|Note that there is no right to refuse to enforce laws one doesn't like in the enumerated powers of the executive branch.|
President Trump has announced that he may not enforce the individual mandate required under Obamacare. If he goes through with this it will effectively kill the program, which was already dying a not-so-slow death.
I hate Obamacare and look forward to its demise, but Trump is wrong to simply stop enforcing the individual mandate for one reason: it’s the law. It’s the sworn duty of the president under Article II, Section 3 of the U.S. Constitution to “take Care that the Laws be faithfully executed.” It’s really that simple. There is no provision allowing a president to refuse to enforce laws because Congress refused to "cooperate" with him in changing them.
Of course, that view changed under the Obama presidency. When Congress refused to pass laws he wanted, he simply ruled by edict and his disciples were fine with it. Thus when Congress refused to grant amnesty or citizenship to millions of criminals in this country illegally, Obama simply quit enforcing our immigration laws. When Obamacare didn’t work exactly as he wanted, he unilaterally transferred money outside of the authority of law. Facing election pressures, Obama delayed various unpopular aspects of the law purely for electoral advantage. For the past eight years Obama has essentially operated as a dictator, and he got away with it because too many people were afraid to challenge our first black president for fear of being called “racist.”
Now Trump is in office; the Obamaites who were so willing to go along with this massive usurpation of power into the executive branch are now going to discover that sauce for Obama’s goose is sauce for Trump’s gander. He can and will rescind most of Obama’s executive orders; in addition, Trump seems ready to follow Obama’s example of refusing to enforce those laws with which he disagrees. I expect to hear a lot of weeping, wailing, and gnashing of teeth by idiots wearing hats made to look like vaginas.
I suppose Trump is entitled to demand the same rights as those exercised by Obama, but at some point Congress and the states need to use the courts to rein in our out-of-control executive branch. In the meantime Trump will use all of the tools of executive power that Obama created for him. Most of what he may do I will probably approve of, but there is value in obedience to the law and the Constitution.
In our military actions in Iraq and Afghanistan, George W. Bush (and H.W. Bush as well) sought authorization from Congress before committing U.S. troops to action. Obama chose to ignore the War Powers Act in his unjustified attack on our enemy-turned-ally, Libya, committing numerous war crimes in the process. The results have been disastrous (as I said they would be back in 2011), including the rise of ISIS and the Syrian civil war. Congress should have impeached him over this, but they lacked the will.
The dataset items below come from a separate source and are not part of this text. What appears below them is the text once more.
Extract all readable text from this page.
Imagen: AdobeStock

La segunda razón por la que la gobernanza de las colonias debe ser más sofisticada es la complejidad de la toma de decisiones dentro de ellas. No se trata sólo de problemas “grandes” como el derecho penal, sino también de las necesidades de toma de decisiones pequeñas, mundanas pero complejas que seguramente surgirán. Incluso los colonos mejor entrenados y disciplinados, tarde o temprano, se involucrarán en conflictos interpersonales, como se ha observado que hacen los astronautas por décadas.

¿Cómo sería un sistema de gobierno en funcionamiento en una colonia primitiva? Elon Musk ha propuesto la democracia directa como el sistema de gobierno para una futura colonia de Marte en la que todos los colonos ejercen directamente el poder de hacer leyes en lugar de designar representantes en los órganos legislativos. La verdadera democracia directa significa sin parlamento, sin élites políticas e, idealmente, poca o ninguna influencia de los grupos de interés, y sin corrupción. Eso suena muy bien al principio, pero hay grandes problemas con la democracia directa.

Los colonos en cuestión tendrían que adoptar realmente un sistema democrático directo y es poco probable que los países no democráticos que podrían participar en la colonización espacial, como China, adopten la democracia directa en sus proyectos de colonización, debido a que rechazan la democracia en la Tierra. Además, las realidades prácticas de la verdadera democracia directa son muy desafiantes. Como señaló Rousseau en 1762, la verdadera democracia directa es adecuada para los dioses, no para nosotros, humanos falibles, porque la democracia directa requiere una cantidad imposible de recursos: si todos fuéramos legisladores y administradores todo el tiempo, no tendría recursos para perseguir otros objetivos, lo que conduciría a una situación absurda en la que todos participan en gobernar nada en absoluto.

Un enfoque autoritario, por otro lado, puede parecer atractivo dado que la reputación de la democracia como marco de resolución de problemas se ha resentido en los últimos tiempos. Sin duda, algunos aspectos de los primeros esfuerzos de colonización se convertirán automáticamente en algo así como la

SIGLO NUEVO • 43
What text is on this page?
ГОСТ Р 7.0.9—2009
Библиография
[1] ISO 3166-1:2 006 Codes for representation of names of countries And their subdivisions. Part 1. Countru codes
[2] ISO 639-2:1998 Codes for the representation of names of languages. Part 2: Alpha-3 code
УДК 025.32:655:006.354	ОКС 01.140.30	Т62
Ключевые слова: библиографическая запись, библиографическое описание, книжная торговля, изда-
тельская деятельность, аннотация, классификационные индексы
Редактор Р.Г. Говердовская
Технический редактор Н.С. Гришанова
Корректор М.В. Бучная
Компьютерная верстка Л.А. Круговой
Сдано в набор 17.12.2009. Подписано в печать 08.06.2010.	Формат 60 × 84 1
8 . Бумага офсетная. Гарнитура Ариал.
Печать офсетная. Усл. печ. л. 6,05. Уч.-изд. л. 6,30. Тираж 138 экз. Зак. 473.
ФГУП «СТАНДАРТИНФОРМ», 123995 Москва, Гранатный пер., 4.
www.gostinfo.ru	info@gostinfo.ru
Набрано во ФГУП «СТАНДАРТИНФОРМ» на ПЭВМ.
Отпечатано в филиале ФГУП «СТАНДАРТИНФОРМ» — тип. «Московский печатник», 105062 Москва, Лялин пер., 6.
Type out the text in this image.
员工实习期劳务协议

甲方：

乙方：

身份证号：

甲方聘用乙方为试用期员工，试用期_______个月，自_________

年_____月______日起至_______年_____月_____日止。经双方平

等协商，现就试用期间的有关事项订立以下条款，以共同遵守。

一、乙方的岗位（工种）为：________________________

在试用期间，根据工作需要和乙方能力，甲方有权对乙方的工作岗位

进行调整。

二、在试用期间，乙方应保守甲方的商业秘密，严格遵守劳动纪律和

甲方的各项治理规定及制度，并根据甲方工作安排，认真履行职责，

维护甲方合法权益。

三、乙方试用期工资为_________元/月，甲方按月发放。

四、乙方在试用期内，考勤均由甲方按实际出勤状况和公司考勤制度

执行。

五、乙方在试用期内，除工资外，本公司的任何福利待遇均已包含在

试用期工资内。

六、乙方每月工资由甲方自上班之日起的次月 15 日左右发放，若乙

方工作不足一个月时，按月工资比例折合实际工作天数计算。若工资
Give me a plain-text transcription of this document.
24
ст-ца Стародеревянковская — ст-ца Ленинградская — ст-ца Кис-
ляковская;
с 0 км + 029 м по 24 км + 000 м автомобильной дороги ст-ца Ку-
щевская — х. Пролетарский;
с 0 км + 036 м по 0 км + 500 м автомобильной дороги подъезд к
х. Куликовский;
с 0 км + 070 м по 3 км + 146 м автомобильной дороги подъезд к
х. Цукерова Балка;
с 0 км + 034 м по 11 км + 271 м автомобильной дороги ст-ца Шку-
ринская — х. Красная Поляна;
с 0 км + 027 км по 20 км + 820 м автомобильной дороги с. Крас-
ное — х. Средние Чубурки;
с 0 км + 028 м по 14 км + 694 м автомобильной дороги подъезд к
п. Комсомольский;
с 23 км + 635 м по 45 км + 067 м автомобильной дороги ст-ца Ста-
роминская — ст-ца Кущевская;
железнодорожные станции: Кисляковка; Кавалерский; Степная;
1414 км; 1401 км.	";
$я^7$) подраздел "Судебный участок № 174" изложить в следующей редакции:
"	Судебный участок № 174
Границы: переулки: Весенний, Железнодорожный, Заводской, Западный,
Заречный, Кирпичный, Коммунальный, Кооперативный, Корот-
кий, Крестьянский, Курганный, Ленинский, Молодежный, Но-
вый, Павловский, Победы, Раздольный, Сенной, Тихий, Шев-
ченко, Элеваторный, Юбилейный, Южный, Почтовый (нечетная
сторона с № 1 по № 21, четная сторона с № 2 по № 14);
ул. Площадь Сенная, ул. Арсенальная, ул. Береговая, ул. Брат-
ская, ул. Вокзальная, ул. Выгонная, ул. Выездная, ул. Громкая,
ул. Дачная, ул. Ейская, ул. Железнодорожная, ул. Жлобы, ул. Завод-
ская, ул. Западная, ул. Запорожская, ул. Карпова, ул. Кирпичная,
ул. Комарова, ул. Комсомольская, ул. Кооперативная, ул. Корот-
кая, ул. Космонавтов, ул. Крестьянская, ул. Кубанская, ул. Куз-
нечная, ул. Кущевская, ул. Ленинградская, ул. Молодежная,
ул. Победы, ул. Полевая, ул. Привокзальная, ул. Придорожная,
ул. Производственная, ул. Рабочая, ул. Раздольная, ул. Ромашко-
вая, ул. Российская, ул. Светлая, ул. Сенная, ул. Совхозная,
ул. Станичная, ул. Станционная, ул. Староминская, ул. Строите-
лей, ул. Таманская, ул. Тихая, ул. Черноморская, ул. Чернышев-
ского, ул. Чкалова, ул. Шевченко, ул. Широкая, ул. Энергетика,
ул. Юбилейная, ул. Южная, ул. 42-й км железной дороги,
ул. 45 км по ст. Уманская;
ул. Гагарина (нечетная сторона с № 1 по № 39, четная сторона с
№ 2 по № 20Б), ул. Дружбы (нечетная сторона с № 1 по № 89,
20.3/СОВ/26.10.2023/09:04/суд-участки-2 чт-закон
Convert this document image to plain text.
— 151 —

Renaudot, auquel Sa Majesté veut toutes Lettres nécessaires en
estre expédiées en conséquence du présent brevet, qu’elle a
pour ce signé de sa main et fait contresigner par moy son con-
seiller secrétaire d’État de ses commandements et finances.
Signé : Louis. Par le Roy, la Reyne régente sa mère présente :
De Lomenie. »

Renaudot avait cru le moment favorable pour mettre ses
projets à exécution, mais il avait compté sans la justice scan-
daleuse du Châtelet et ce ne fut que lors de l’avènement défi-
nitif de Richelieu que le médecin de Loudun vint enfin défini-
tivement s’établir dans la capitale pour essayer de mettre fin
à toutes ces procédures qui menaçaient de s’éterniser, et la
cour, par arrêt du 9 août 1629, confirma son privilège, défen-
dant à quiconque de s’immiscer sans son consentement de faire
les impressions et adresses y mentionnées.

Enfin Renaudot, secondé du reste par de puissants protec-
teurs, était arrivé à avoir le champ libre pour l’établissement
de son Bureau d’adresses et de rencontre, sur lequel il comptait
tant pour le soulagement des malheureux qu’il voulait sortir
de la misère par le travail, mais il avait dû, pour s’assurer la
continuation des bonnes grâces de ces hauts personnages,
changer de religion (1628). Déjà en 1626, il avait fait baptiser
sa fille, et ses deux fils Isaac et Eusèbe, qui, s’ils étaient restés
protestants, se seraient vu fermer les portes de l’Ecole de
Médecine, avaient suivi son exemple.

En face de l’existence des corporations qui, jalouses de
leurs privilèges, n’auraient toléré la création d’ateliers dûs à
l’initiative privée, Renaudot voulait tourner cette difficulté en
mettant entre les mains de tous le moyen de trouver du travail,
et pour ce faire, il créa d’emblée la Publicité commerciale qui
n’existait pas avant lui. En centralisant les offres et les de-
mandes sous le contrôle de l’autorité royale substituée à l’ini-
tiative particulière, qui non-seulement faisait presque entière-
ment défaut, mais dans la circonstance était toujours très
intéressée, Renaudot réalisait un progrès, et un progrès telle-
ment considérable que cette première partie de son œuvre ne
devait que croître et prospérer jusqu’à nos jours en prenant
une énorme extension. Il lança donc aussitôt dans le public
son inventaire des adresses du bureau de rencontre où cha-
It’s time to give the War Powers Act additional teeth by imposing criminal penalties on soldiers who knowingly violate it by participating in an offensive military action for more than 60 days without Congressional approval. Soldiers are expected to disobey orders given by commanders that violate the Geneva Convention or that are illegal, and they should be expected to disobey orders given in violation of the War Powers Act. Any soldier who can’t count to 60 has no business of being in the military.
In 1974, in Train v. City of New York, the Supreme Court ruled that President Nixon could not “impound” funds appropriated by Congress; in other words, if the law said spend the money he had to spend the money. There can be no tolerance for the executive branch to simply refuse to enforce laws that the current president doesn’t like. I’m not prepared to advocate for the impeachment of Trump for engaging in behavior that is identical to that of Obama, but at some point Congress is going to have to involve the courts in restraining our nation’s out-of-control executive branch.
I support Donald Trump and almost everything he says he wants to do as president, but as a matter of long-term policy Congress and the states must claw back their powers from the executive. The president’s job is to direct foreign policy, command the military, commission officers and judges subject to Senate approval, propose laws to Congress, and faithfully enforce those laws enacted by Congress. That’s it. The right to make laws and appropriate funds rests solely with the Congress, subject to a presidential right to make proposals and attempt to veto. The president is not supposed to rule by edict or unilaterally refuse to enforce laws he doesn’t like. The fact that I may like the current president doesn’t make the executive’s usurpation of power any more acceptable from a constitutional standpoint.
To get back to where I started, we can and should repeal Obamacare, but until it is properly repealed those provisions which are enacted into law should be enforced. It’s just the law, and it’s the job of the president to enforce our laws whether he likes them or not. Obama acted as a dictator; Trump should act like a president.